In practice, GPT 5.3 Codex’s usable context is determined less by a single published “max tokens” number and more by the product surface (IDE, app, CLI, API), the tooling around it, and how much of that context is actually relevant. Long context is expensive: the more tokens you send, the more compute and latency you pay, and the harder it becomes for any model to keep attention on the right details. That’s why production-grade coding workflows almost always rely on selective context (the few files and docs that matter) plus a validation loop (tests/build). In other words, even if the model can technically ingest a lot, you’ll get better outcomes by sending less—but better—context.
OpenAI’s own materials emphasize long-running tasks and “compaction” as a way to sustain progress across long horizons. In the GPT-5.3-Codex system documentation, compaction is described as being used to prevent the context window from growing too large in long agentic evaluations (compaction triggered every 100K tokens in a particular eval harness) and as enabling sustained coherent progress across long horizons [GPT-5.3-Codex System Card] (https://cdn.openai.com/pdf/23eca107-a9b1-4d2c-b156-7deb4fbc697c/GPT-5-3-Codex-System-Card-02.pdf?utm_source=chatgpt.com). The implication for developers is important: long tasks should be structured as a sequence of steps where the system periodically summarizes and preserves only the essential state. You shouldn’t assume “just keep dumping more chat history” will work indefinitely; design your workflow so the agent carries forward a compact project state (plan, decisions, open TODOs, current diffs) rather than raw transcripts.
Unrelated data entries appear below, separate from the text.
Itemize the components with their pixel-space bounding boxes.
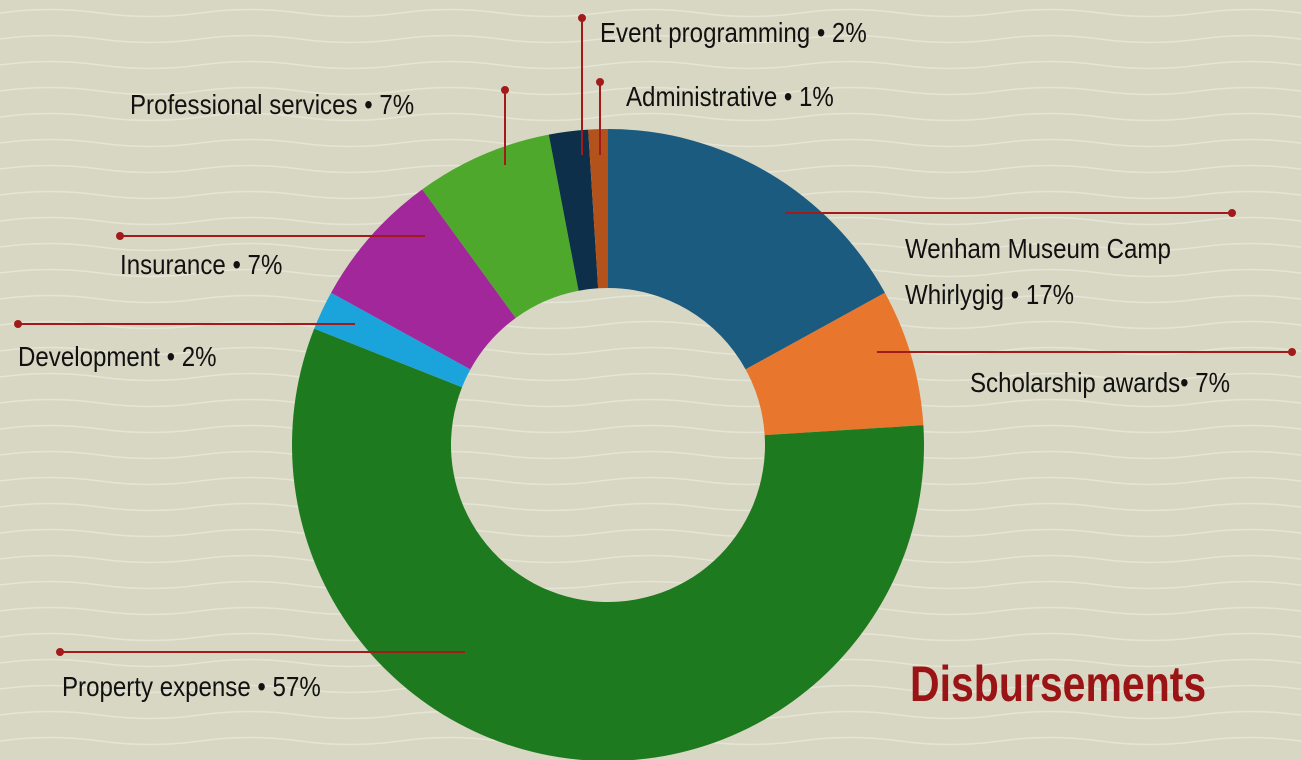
slice (608, 129, 885, 370)
slice-label: Event programming • 2% (600, 17, 867, 48)
slice-label: Property expense • 57% (62, 671, 321, 702)
leader-dot (1288, 348, 1296, 356)
slice-label: Professional services • 7% (130, 89, 415, 120)
slice (422, 134, 579, 318)
leader-dot (116, 232, 124, 240)
slice-label: Administrative • 1% (626, 81, 834, 112)
chart-title: Disbursements (910, 656, 1207, 712)
slice-label: Wenham Museum Camp Whirlygig • 17% (905, 233, 1171, 310)
slice (745, 292, 924, 436)
leader-lines (14, 14, 1296, 656)
slice-label: Scholarship awards• 7% (970, 367, 1231, 398)
leader-dot (14, 320, 22, 328)
slice (314, 292, 471, 388)
leader-dot (501, 86, 509, 94)
slice-label: Insurance • 7% (120, 249, 283, 280)
slice (548, 129, 599, 291)
leader-dot (1228, 209, 1236, 217)
slice-label: Development • 2% (18, 341, 217, 372)
slice (588, 129, 608, 289)
leader-dot (578, 14, 586, 22)
leader-dot (56, 648, 64, 656)
slice (331, 189, 516, 370)
leader-dot (596, 78, 604, 86)
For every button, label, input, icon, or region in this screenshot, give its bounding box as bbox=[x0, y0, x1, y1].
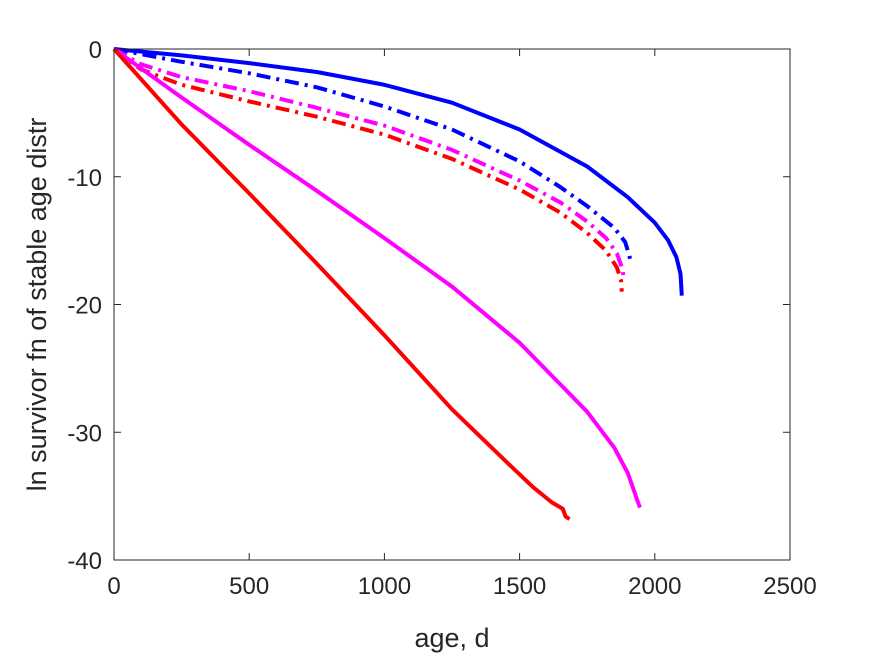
series-line-1 bbox=[113, 47, 633, 262]
series-line-5 bbox=[112, 47, 571, 521]
y-tick-label: -40 bbox=[67, 548, 102, 575]
plot-area bbox=[114, 49, 790, 560]
series-line-3 bbox=[112, 47, 624, 292]
x-axis-label: age, d bbox=[414, 623, 489, 653]
series-layer bbox=[112, 47, 684, 521]
y-tick-label: 0 bbox=[89, 37, 102, 64]
series-line-0 bbox=[113, 47, 684, 296]
x-tick-label: 2500 bbox=[763, 573, 816, 600]
tick-layer: 0 500 1000 1500 2000 2500 0 -10 -20 -30 -40 bbox=[67, 37, 816, 600]
y-tick-label: -10 bbox=[67, 165, 102, 192]
y-tick-label: -20 bbox=[67, 293, 102, 320]
y-axis-label: ln survivor fn of stable age distr bbox=[22, 118, 52, 492]
x-tick-label: 500 bbox=[229, 573, 269, 600]
x-tick-label: 1000 bbox=[358, 573, 411, 600]
series-line-4 bbox=[112, 47, 642, 509]
y-tick-label: -30 bbox=[67, 420, 102, 447]
x-tick-label: 0 bbox=[107, 573, 120, 600]
x-tick-label: 1500 bbox=[493, 573, 546, 600]
x-tick-label: 2000 bbox=[628, 573, 681, 600]
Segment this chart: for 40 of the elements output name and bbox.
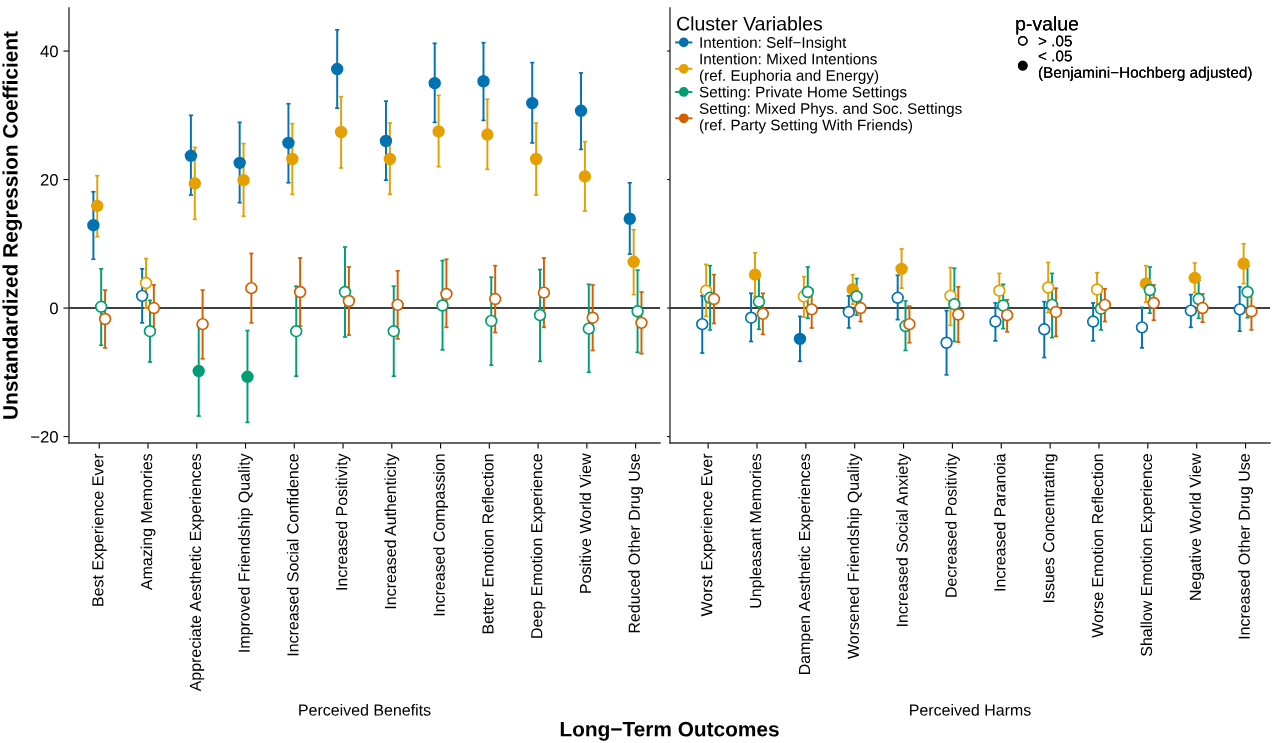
x-tick-label: Better Emotion Reflection bbox=[481, 454, 494, 634]
x-tick-label: Increased Other Drug Use bbox=[1238, 454, 1254, 639]
x-tick-label: Increased Positivity bbox=[335, 453, 351, 590]
x-tick-label: Best Experience Ever bbox=[91, 453, 107, 606]
x-tick-label: Unpleasant Memories bbox=[749, 453, 765, 608]
x-tick-label: Worst Experience Ever bbox=[700, 453, 716, 617]
legend-label: Setting: Private Home Settings bbox=[699, 86, 907, 101]
x-tick-label: Appreciate Aesthetic Experiences bbox=[189, 453, 205, 692]
legend-title: Cluster Variables bbox=[677, 16, 823, 31]
x-tick-label: Shallow Emotion Experience bbox=[1140, 454, 1156, 656]
y-tick-label: 0 bbox=[49, 302, 58, 315]
x-tick-label: Worse Emotion Reflection bbox=[1091, 454, 1104, 638]
x-tick-label: Increased Social Confidence bbox=[286, 454, 299, 656]
x-tick-label: Amazing Memories bbox=[140, 453, 156, 591]
text: Long−Term Outcomes bbox=[560, 721, 779, 741]
y-tick-label: −20 bbox=[31, 430, 58, 443]
legend-label: < .05 (Benjamini−Hochberg adjusted) bbox=[1038, 50, 1252, 81]
legend-label: Intention: Mixed Intentions (ref. Euphoria and Energy) bbox=[699, 53, 879, 84]
y-tick-label: 40 bbox=[40, 45, 58, 58]
x-tick-label: Increased Compassion bbox=[433, 454, 449, 616]
x-tick-label: Increased Authenticity bbox=[384, 453, 400, 609]
y-axis-title: Unstandardized Regression Coefficient bbox=[2, 31, 22, 419]
x-axis-title: Perceived Benefits bbox=[299, 704, 431, 716]
x-tick-label: Positive World View bbox=[579, 453, 592, 593]
x-tick-label: Improved Friendship Quality bbox=[238, 453, 253, 652]
legend-label: Intention: Self−Insight bbox=[700, 36, 847, 51]
legend-label: Setting: Mixed Phys. and Soc. Settings (ref. Party Setting With Friends) bbox=[699, 102, 962, 134]
x-tick-label: Negative World View bbox=[1189, 453, 1205, 600]
x-tick-label: Decreased Positivity bbox=[944, 453, 960, 597]
x-tick-label: Deep Emotion Experience bbox=[530, 454, 546, 638]
annotation: p-value bbox=[1016, 16, 1079, 35]
x-tick-label: Dampen Aesthetic Experiences bbox=[798, 453, 814, 675]
y-tick-label: 20 bbox=[40, 173, 58, 186]
x-tick-label: Reduced Other Drug Use bbox=[628, 454, 644, 633]
x-tick-label: Increased Social Anxiety bbox=[896, 453, 911, 626]
x-axis-title: Perceived Harms bbox=[910, 704, 1031, 716]
x-tick-label: Increased Paranoia bbox=[993, 453, 1006, 591]
legend-label: > .05 bbox=[1038, 35, 1072, 47]
x-tick-label: Worsened Friendship Quality bbox=[847, 453, 863, 660]
x-tick-label: Issues Concentrating bbox=[1042, 454, 1058, 602]
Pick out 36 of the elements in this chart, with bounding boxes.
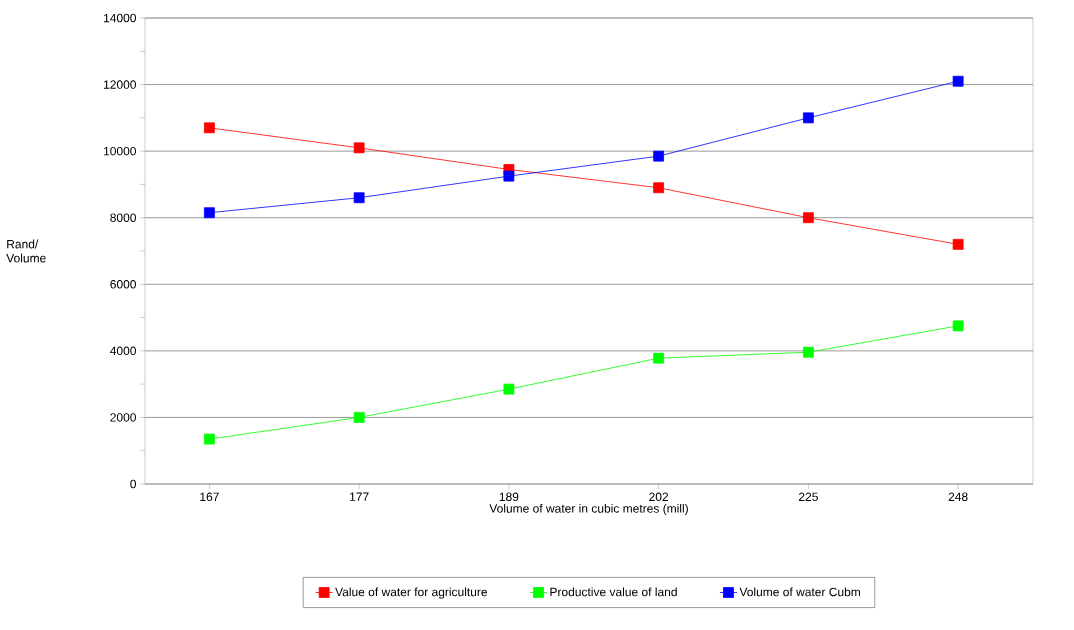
y-tick-label: 8000 bbox=[110, 213, 136, 222]
y-axis-title: Rand/ Volume bbox=[6, 239, 46, 263]
x-tick-label: 202 bbox=[649, 492, 669, 502]
x-tick-label: 177 bbox=[350, 492, 369, 501]
y-tick-label: 0 bbox=[130, 479, 136, 489]
point bbox=[503, 383, 515, 395]
point bbox=[203, 433, 215, 445]
y-tick-label: 4000 bbox=[110, 346, 136, 356]
point bbox=[952, 320, 964, 332]
y-tick-label: 10000 bbox=[104, 146, 136, 156]
point bbox=[353, 142, 365, 154]
point bbox=[802, 112, 814, 124]
point bbox=[353, 192, 365, 204]
y-tick-label: 2000 bbox=[110, 413, 136, 422]
y-tick-label: 12000 bbox=[104, 80, 136, 89]
point bbox=[952, 238, 964, 250]
x-tick-label: 225 bbox=[798, 492, 818, 502]
point bbox=[653, 352, 665, 364]
point bbox=[203, 207, 215, 219]
point bbox=[952, 75, 964, 87]
x-tick-label: 189 bbox=[499, 492, 519, 502]
y-tick-label: 6000 bbox=[110, 280, 136, 289]
x-tick-label: 248 bbox=[948, 492, 968, 502]
point bbox=[503, 170, 515, 182]
point bbox=[802, 212, 814, 224]
y-tick-label: 14000 bbox=[104, 13, 136, 23]
legend-label: Productive value of land bbox=[550, 587, 677, 597]
point bbox=[653, 150, 665, 162]
x-axis-title: Volume of water in cubic metres (mill) bbox=[489, 503, 688, 516]
point bbox=[653, 182, 665, 194]
x-tick-label: 167 bbox=[200, 492, 219, 502]
point bbox=[353, 412, 365, 423]
point bbox=[802, 346, 814, 358]
legend-label: Volume of water Cubm bbox=[739, 587, 860, 597]
legend-label: Value of water for agriculture bbox=[335, 587, 488, 599]
point bbox=[203, 122, 215, 134]
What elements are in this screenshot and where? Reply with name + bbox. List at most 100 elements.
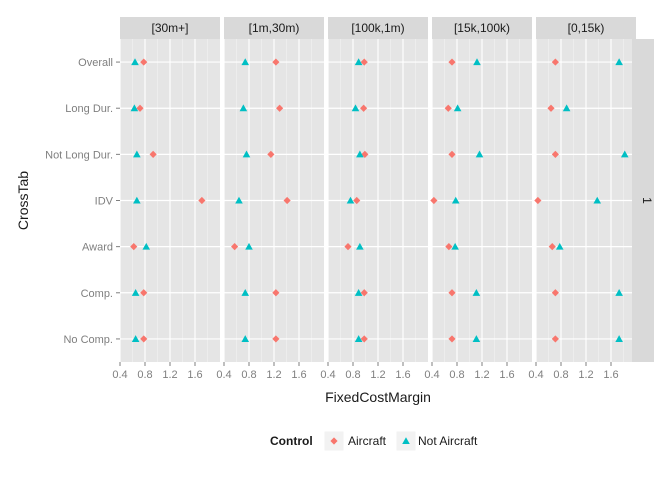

The practical solution is to treat “context” as a data pipeline. For code tasks, build a context pack: relevant file excerpts, symbol definitions, build config, and failing logs—kept short and structured. For knowledge tasks, use retrieval rather than giant prompts. Store docs, runbooks, and code patterns in Milvus or managed Zilliz Cloud and retrieve only the top-k most relevant chunks per request, optionally filtered by repo, module, language, and version. This gives you predictable token budgets, keeps latency reasonable, and improves accuracy because the model is reading the right pages instead of scanning everything. If you need to support truly massive repos, combine retrieval with hierarchical summarization: summarize modules into “capsules” stored in the vector DB, retrieve capsules first, then retrieve the deeper file snippets only when needed.